カタルーニャ州政府、電子投票システムへのブロックチェーン採用を検討

カタルーニャ州政府の市民参加協議会のトップが、ブロックチェーンを地域の投票システムに採用することを検討していると述べた。スペインの日刊紙ラ・バングアルディアが11月19日月曜日に伝えた。カタルーニャ州政府は行政へのブロックチェーン導入や仮想通貨による政治献金など、ブロックチェーン・仮想通貨導入に積極的だ。

カタルーニャ州政府は10月前半、海外居住者が自治体の主要選挙やその他の選挙プロセスに参加できるようにするため、電子投票システムの構築を行う暫定法案を承認している

カタルーニャ州政府市民参加協議会の会長を務めるイスマエル・ペーニャ・ロペス氏は、州政府が20年までに外部電子投票システムを導入して、電子投票の対象範囲を全有権者に拡大したい考えであることを明かしている。

カタルーニャ・オープン大学(UOC)法学部教授も務めるペーニャ・ロペス氏は、州政府はこの件についていまだに決定を下していないものの、州政府電子投票システムにおけるブロックチェーンの使用について検討を続けているとしている。

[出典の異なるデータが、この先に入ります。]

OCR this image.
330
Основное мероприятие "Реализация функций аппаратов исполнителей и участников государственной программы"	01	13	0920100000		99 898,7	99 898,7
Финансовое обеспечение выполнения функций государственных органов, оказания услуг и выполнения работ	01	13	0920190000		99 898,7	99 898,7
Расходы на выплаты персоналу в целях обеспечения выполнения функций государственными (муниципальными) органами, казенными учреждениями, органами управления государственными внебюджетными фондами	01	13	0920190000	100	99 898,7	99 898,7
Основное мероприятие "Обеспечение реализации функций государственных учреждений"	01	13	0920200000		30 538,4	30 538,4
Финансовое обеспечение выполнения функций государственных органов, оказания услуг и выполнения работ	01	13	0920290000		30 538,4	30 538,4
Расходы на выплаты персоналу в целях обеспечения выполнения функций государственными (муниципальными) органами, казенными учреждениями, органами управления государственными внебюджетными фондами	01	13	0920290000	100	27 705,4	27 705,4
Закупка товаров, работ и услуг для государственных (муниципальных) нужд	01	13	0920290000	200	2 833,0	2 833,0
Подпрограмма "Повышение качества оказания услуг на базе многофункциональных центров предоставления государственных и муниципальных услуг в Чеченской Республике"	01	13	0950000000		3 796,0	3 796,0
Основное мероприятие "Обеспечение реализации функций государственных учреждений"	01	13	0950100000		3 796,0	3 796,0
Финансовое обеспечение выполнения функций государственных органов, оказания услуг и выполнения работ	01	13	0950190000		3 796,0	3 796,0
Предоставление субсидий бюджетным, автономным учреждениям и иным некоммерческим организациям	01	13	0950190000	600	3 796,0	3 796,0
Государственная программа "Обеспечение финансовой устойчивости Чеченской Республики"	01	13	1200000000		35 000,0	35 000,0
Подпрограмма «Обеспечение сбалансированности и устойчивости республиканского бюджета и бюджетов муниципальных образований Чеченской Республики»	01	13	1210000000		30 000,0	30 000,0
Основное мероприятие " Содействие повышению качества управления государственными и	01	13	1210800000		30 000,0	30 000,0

「ブロックチェーンを使用するという興味深い選択肢もある。[...] 州政府はブロックチェーンの使用について明言しておらず、決定前にあらゆる選択肢を調査しているところだ」

政府の決定でどの技術を投票システムで使うことになろうと、信用が置けるものでなければならない、とロペス氏は述べている。ラ・バングアルディア紙によれば、ロペス氏は「認知度の問題だ。州政府は産業界より慎重な姿勢を取っている。信用に足るものであると住民を説得できればと考えている」と説明した。

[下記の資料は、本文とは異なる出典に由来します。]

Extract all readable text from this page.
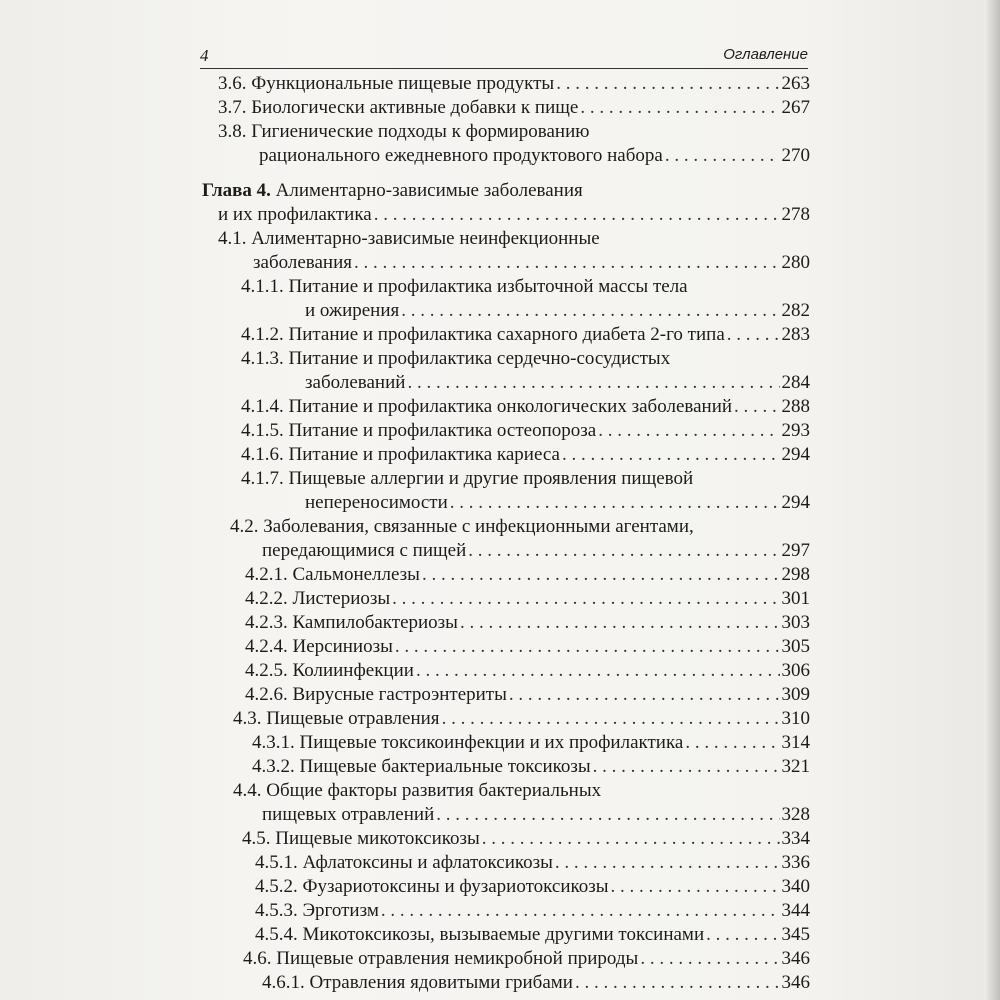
4	Оглавление
3.6. Функциональные пищевые продукты . . .	263
3.7. Биологически активные добавки к пище . . .	267
3.8. Гигиенические подходы к формированию
рационального ежедневного продуктового набора . . .	270
Глава 4. Алиментарно-зависимые заболевания
и их профилактика . . .	278
4.1. Алиментарно-зависимые неинфекционные
заболевания . . .	280
4.1.1. Питание и профилактика избыточной массы тела
и ожирения . . .	282
4.1.2. Питание и профилактика сахарного диабета 2-го типа . . .	283
4.1.3. Питание и профилактика сердечно-сосудистых
заболеваний . . .	284
4.1.4. Питание и профилактика онкологических заболеваний . . .	288
4.1.5. Питание и профилактика остеопороза . . .	293
4.1.6. Питание и профилактика кариеса . . .	294
4.1.7. Пищевые аллергии и другие проявления пищевой
непереносимости . . .	294
4.2. Заболевания, связанные с инфекционными агентами,
передающимися с пищей . . .	297
4.2.1. Сальмонеллезы . . .	298
4.2.2. Листериозы . . .	301
4.2.3. Кампилобактериозы . . .	303
4.2.4. Иерсиниозы . . .	305
4.2.5. Колиинфекции . . .	306
4.2.6. Вирусные гастроэнтериты . . .	309
4.3. Пищевые отравления . . .	310
4.3.1. Пищевые токсикоинфекции и их профилактика . . .	314
4.3.2. Пищевые бактериальные токсикозы . . .	321
4.4. Общие факторы развития бактериальных
пищевых отравлений . . .	328
4.5. Пищевые микотоксикозы . . .	334
4.5.1. Афлатоксины и афлатоксикозы . . .	336
4.5.2. Фузариотоксины и фузариотоксикозы . . .	340
4.5.3. Эрготизм . . .	344
4.5.4. Микотоксикозы, вызываемые другими токсинами . . .	345
4.6. Пищевые отравления немикробной природы . . .	346
4.6.1. Отравления ядовитыми грибами . . .	346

カタルーニャ州政府は7月前半、行政機関のプロセスにブロックチェーン技術を投入し、「市民へのデジタルサービス」の改善を図る計画を明らかにしている

カタルーニャは1922年以来、スペイン政府からの独立を追い求めてきた。カタルーニャ自治州議会は17年10月27日、物議を醸した住民投票の後、スペインからの独立を宣言している

スペインの通信社エル・コンフィデンシャルは18年10月、元カタルーニャ州首相のカルラス・プッチダモン氏が住民からの献金を仮想通貨で求めたことを報じている。仮想通貨で献金を求めることで、カタルーニャ州政府の政治家に対する資金援助を秘匿する狙いがあったとされている。

またスペインの主要日刊紙エル・ムンドによると、カルラス・プッチダモン政権はビットコイン(BTC)を使用して、独立へ向けた活動への資金集めを行っていた。